My list is largely already formed. It is a list of men and women that I will choose based on their talent, their competence, their roots, beyond political labels. Nevertheless, I am a man of the right and I am a man who wants the union of the right. The time has not come to announce names. But there will naturally be the Nice parliamentarians, the two Nice deputies [Christelle d'Intorni and Bernard Chaix] and the European deputy [Laurent Castillo]. They embody a legitimacy that is the most recent.
What place do you give to local alliances, particularly with the RN?
All men and women of good will who support me will have their place on this list. There will obviously be people from the National Rally. There is no agreement; things happen naturally.
How will you reconcile your responsibilities as a deputy and president of the UDR with a local campaign?
We will have six months of campaigning. I will, as I always have, balance my local and national responsibilities over the next six months. And of course, when I become mayor of Nice, I will step down from my mandate in the National Assembly.
If the government falls and the National Assembly is dissolved again, will you give up the first constituency that you have held for 18 years?

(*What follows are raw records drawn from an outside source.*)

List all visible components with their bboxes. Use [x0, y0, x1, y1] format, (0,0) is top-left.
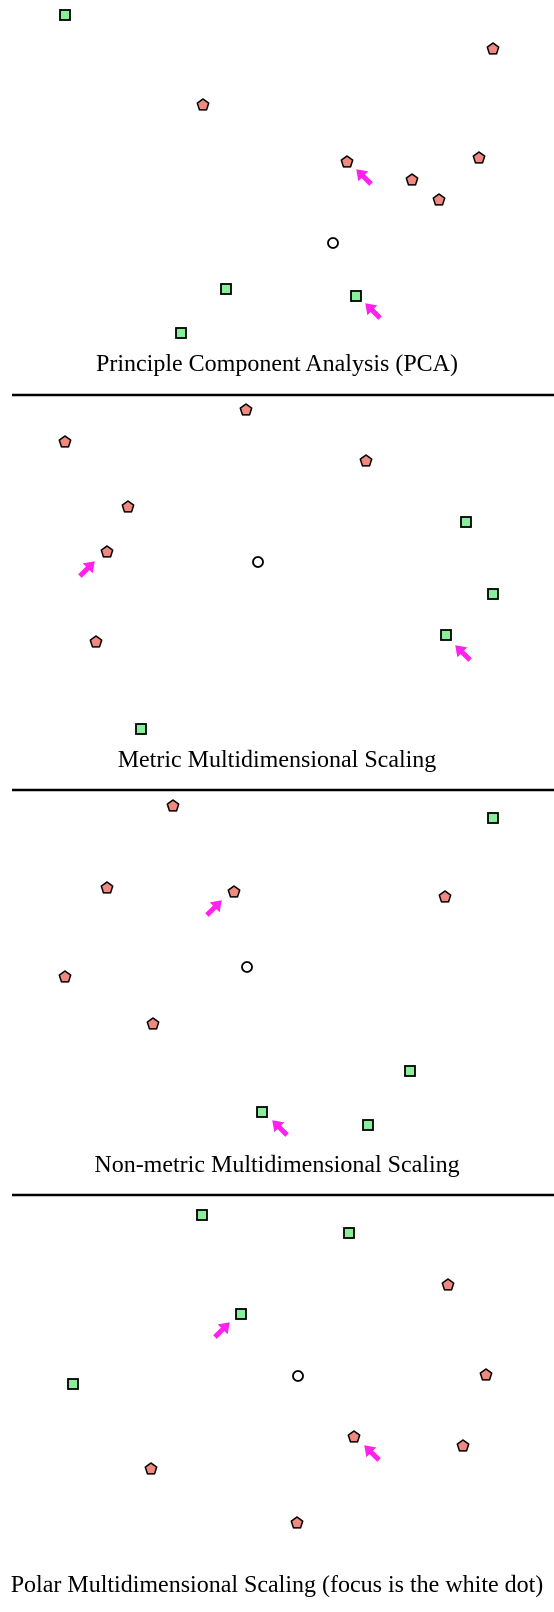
pentagon-marker-icon	[359, 454, 373, 467]
pentagon-marker-icon	[347, 1430, 361, 1443]
square-marker-icon	[196, 1209, 208, 1221]
pentagon-marker-icon	[438, 890, 452, 903]
square-marker-icon	[440, 629, 452, 641]
focus-circle-icon	[292, 1370, 304, 1382]
pentagon-marker-icon	[456, 1439, 470, 1452]
pentagon-marker-icon	[100, 545, 114, 558]
panel-caption-metric-mds: Metric Multidimensional Scaling	[118, 747, 437, 773]
pentagon-marker-icon	[144, 1462, 158, 1475]
square-marker-icon	[487, 812, 499, 824]
pentagon-marker-icon	[166, 799, 180, 812]
pentagon-marker-icon	[290, 1516, 304, 1529]
focus-circle-icon	[327, 237, 339, 249]
panel-caption-pca: Principle Component Analysis (PCA)	[96, 351, 458, 377]
magenta-arrow-icon	[364, 1445, 381, 1462]
square-marker-icon	[235, 1308, 247, 1320]
focus-circle-icon	[252, 556, 264, 568]
pentagon-marker-icon	[89, 635, 103, 648]
square-marker-icon	[135, 723, 147, 735]
panel-caption-nonmetric-mds: Non-metric Multidimensional Scaling	[94, 1152, 459, 1178]
pentagon-marker-icon	[472, 151, 486, 164]
pentagon-marker-icon	[441, 1278, 455, 1291]
magenta-arrow-icon	[356, 169, 373, 186]
pentagon-marker-icon	[58, 435, 72, 448]
square-marker-icon	[362, 1119, 374, 1131]
square-marker-icon	[256, 1106, 268, 1118]
square-marker-icon	[59, 9, 71, 21]
pentagon-marker-icon	[121, 500, 135, 513]
square-marker-icon	[67, 1378, 79, 1390]
pentagon-marker-icon	[432, 193, 446, 206]
square-marker-icon	[460, 516, 472, 528]
square-marker-icon	[404, 1065, 416, 1077]
magenta-arrow-icon	[213, 1322, 230, 1339]
pentagon-marker-icon	[100, 881, 114, 894]
pentagon-marker-icon	[58, 970, 72, 983]
magenta-arrow-icon	[205, 900, 222, 917]
pentagon-marker-icon	[405, 173, 419, 186]
pentagon-marker-icon	[486, 42, 500, 55]
magenta-arrow-icon	[272, 1120, 289, 1137]
pentagon-marker-icon	[196, 98, 210, 111]
focus-circle-icon	[241, 961, 253, 973]
magenta-arrow-icon	[78, 561, 95, 578]
pentagon-marker-icon	[227, 885, 241, 898]
pentagon-marker-icon	[146, 1017, 160, 1030]
pentagon-marker-icon	[239, 403, 253, 416]
markers-layer	[58, 9, 500, 1529]
square-marker-icon	[343, 1227, 355, 1239]
square-marker-icon	[487, 588, 499, 600]
magenta-arrow-icon	[455, 645, 472, 662]
magenta-arrow-icon	[365, 303, 382, 320]
square-marker-icon	[220, 283, 232, 295]
pentagon-marker-icon	[479, 1368, 493, 1381]
square-marker-icon	[175, 327, 187, 339]
pentagon-marker-icon	[340, 155, 354, 168]
panel-caption-polar-mds: Polar Multidimensional Scaling (focus is…	[11, 1572, 544, 1598]
square-marker-icon	[350, 290, 362, 302]
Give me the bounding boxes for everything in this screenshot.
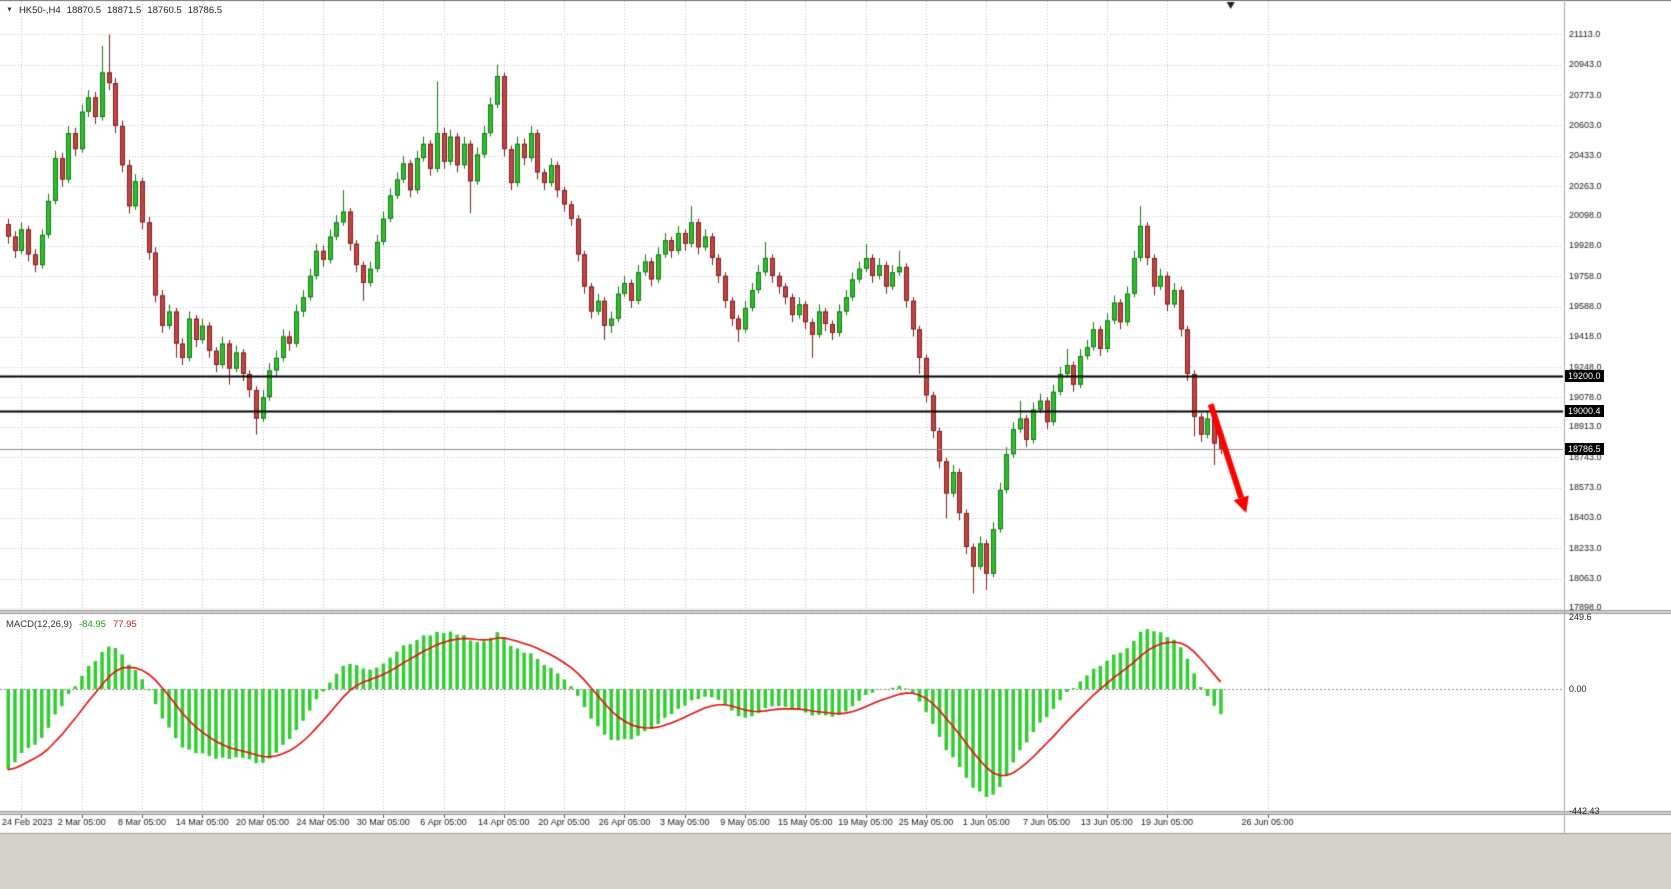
ohlc-open-value: 18870.5 — [66, 5, 101, 16]
macd-signal-value: 77.95 — [112, 619, 137, 630]
symbol-header: ▼ HK50-,H4 18870.5 18871.5 18760.5 18786… — [6, 5, 222, 16]
symbol-timeframe-label: HK50-,H4 — [18, 5, 61, 16]
ohlc-low-value: 18760.5 — [147, 5, 182, 16]
macd-name: MACD(12,26,9) — [6, 619, 72, 630]
ohlc-high-value: 18871.5 — [107, 5, 142, 16]
chart-symbol-icon: ▼ — [6, 6, 13, 14]
macd-main-value: -84.95 — [79, 619, 106, 630]
macd-indicator-label: MACD(12,26,9) -84.95 77.95 — [6, 619, 137, 630]
price-level-badge-support: 19000.4 — [1565, 405, 1604, 418]
macd-axis-max: 249.6 — [1569, 612, 1592, 622]
ohlc-close-value: 18786.5 — [187, 5, 223, 16]
price-level-badge-resistance: 19200.0 — [1565, 369, 1604, 382]
macd-axis-zero: 0.00 — [1569, 684, 1587, 695]
last-price-badge: 18786.5 — [1565, 443, 1604, 456]
macd-axis-min: -442.43 — [1569, 806, 1600, 816]
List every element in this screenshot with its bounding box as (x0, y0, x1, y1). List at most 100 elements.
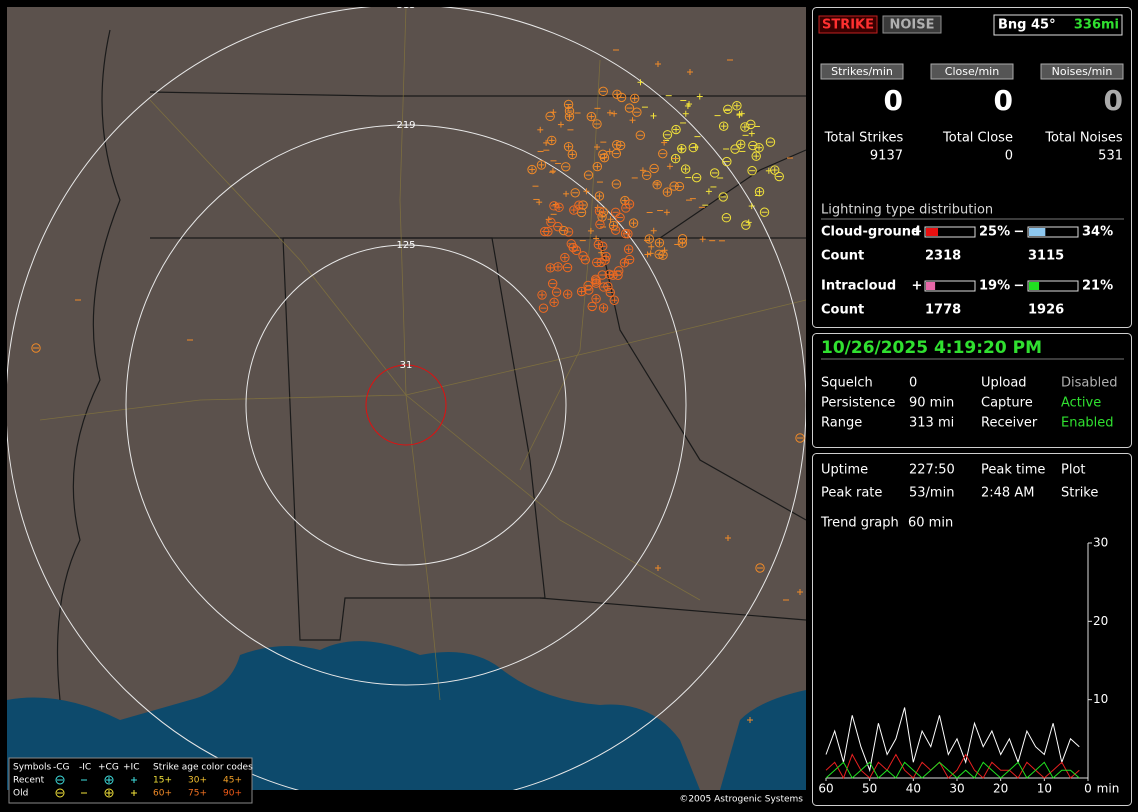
stat-cell: Plot (1061, 463, 1086, 478)
strike-symbol (718, 192, 728, 202)
rate-label: Close/min (945, 65, 999, 78)
strike-symbol (658, 148, 668, 159)
strike-symbol (751, 151, 761, 161)
strike-symbol (554, 202, 564, 213)
strike-symbol (691, 172, 702, 183)
strike-symbol (563, 141, 574, 152)
ring-label: 313 (396, 0, 415, 11)
setting-cell: Capture (981, 396, 1033, 411)
strike-button[interactable] (818, 15, 878, 34)
setting-cell: Enabled (1061, 416, 1114, 431)
strike-symbol (553, 262, 563, 272)
gulf-water (7, 641, 806, 790)
strike-symbol (562, 262, 573, 273)
symbol-ring (569, 205, 579, 215)
legend-symbol (104, 788, 114, 798)
symbol-ring (635, 130, 646, 140)
symbol-ring (527, 164, 537, 175)
percent-label: 25% (979, 225, 1010, 240)
strike-symbol (623, 229, 633, 239)
strike-symbol (562, 289, 573, 299)
strike-symbol (677, 238, 688, 248)
percent-label: 21% (1082, 279, 1113, 294)
strike-symbol (537, 126, 544, 133)
strike-symbol (755, 563, 765, 573)
strike-symbol (597, 270, 607, 280)
count-label: Count (821, 249, 864, 264)
strike-symbol (595, 219, 605, 230)
symbol-ring (55, 788, 65, 798)
trend-window: 60 min (908, 516, 953, 531)
strike-symbol (649, 163, 659, 174)
strike-symbol (748, 130, 755, 137)
symbol-ring (31, 343, 41, 353)
symbol-ring (670, 153, 681, 164)
legend-header: +IC (123, 763, 139, 773)
strike-symbol (563, 190, 570, 197)
symbol-ring (55, 775, 65, 785)
symbol-ring (548, 278, 558, 289)
strike-symbol (632, 107, 642, 117)
symbol-ring (658, 148, 668, 159)
strike-symbol (732, 101, 742, 111)
symbol-ring (576, 286, 587, 297)
legend-header: Strike age color codes (153, 763, 253, 773)
symbol-ring (654, 238, 665, 248)
strike-symbol (592, 161, 603, 172)
symbol-ring (610, 225, 621, 235)
symbol-ring (611, 148, 622, 159)
percent-track (1027, 226, 1079, 238)
strike-symbol (661, 139, 668, 146)
strike-symbol (605, 287, 615, 298)
strike-symbol (615, 212, 625, 223)
symbol-ring (629, 93, 640, 104)
strike-symbol (606, 148, 613, 155)
total-label: Total Noises (1044, 131, 1123, 146)
strike-symbol (662, 130, 673, 140)
symbol-ring (759, 207, 770, 217)
y-tick-label: 20 (1093, 614, 1108, 628)
strike-symbol (709, 168, 720, 178)
strike-symbol (611, 179, 622, 189)
symbol-ring (680, 164, 691, 174)
sign: + (912, 225, 923, 240)
strike-symbol (578, 251, 588, 261)
noise-button[interactable] (882, 15, 942, 34)
road (519, 59, 601, 471)
symbol-ring (658, 250, 668, 260)
rate-value: 0 (884, 84, 903, 117)
strike-symbol (549, 168, 556, 175)
symbol-ring (623, 229, 633, 239)
symbol-ring (578, 251, 588, 261)
distribution-label: Intracloud (821, 279, 896, 294)
symbol-ring (593, 239, 604, 250)
strike-symbol (543, 226, 553, 237)
bearing: Bng 45° (998, 18, 1056, 33)
strike-symbol (560, 252, 570, 263)
strike-symbol (637, 79, 644, 86)
count-label: Count (821, 303, 864, 318)
symbol-ring (755, 563, 765, 573)
symbol-ring (751, 151, 761, 161)
symbol-ring (624, 103, 635, 113)
strike-symbol (608, 220, 619, 231)
strike-symbols (31, 49, 805, 723)
legend-header: -CG (53, 763, 70, 773)
symbol-ring (765, 137, 776, 147)
legend-box (8, 757, 253, 804)
strike-symbol (545, 263, 556, 273)
x-tick-label: 20 (993, 782, 1008, 796)
strike-symbol (641, 170, 652, 181)
stat-cell: Uptime (821, 463, 868, 478)
strike-symbol (607, 216, 614, 223)
strike-symbol (688, 142, 699, 153)
symbol-ring (554, 202, 564, 213)
setting-cell: Active (1061, 396, 1101, 411)
strike-symbol (599, 282, 609, 292)
range-ring (365, 364, 447, 446)
strike-symbol (730, 144, 740, 154)
setting-cell: Squelch (821, 376, 873, 391)
symbol-ring (624, 254, 635, 265)
strike-symbol (795, 433, 805, 443)
y-tick-label: 30 (1093, 536, 1108, 550)
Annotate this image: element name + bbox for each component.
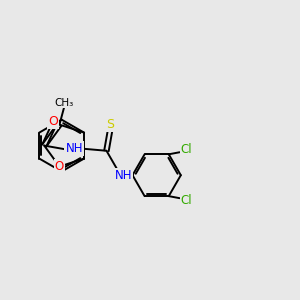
Text: NH: NH — [115, 169, 132, 182]
Text: NH: NH — [65, 142, 83, 155]
Text: O: O — [48, 115, 58, 128]
Text: O: O — [55, 160, 64, 173]
Text: Cl: Cl — [181, 143, 192, 156]
Text: CH₃: CH₃ — [55, 98, 74, 108]
Text: Cl: Cl — [181, 194, 192, 207]
Text: S: S — [106, 118, 114, 131]
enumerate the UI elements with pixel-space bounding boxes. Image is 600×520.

On September 8, I will vote without hesitation against this government. Both against the Prime Minister and against the President of the Republic who appointed him. After all, I am not Madame Irma. It would be very clever of anyone to know what Emmanuel Macron will do. What I hope is for him to resign and give the people their say again. I am not sure he has the stature or the courage that General de Gaulle had.
If early parliamentary elections are held, they will take place before the municipal elections. Have you already thought about what you will do?
If this is the case, I will take responsibility for ensuring that we have an alternation at the national level.
So you will be running again in the 1st constituency?
Today, I am a candidate in the municipal elections in Nice. And if the people of Nice have their trust in me, which I am certain they will, I will be the full-time mayor of all the people of Nice.
What does Nice represent for you personally and politically?
Nice is my city. It's where I was born. It's my personal and family roots. It's my land. It's my childhood. It's my schooling. It's my university education. It's my friends, my family. And then, politically, it's Nice that has given me everything. I won my first elected office from the people of Nice in 2007.
What city do you want to leave to the people of Nice in 2032, at the end of a possible mandate?
I want to leave a more fraternal city, where the people of Nice flourish, where our elders live happily with the certainty that their children and grandchildren will live happily. I want to reestablish a close bond with the people of Nice, so that they are the central objective of my policy. We want to preserve their purchasing power, and therefore their money. We want them to have the public services they deserve.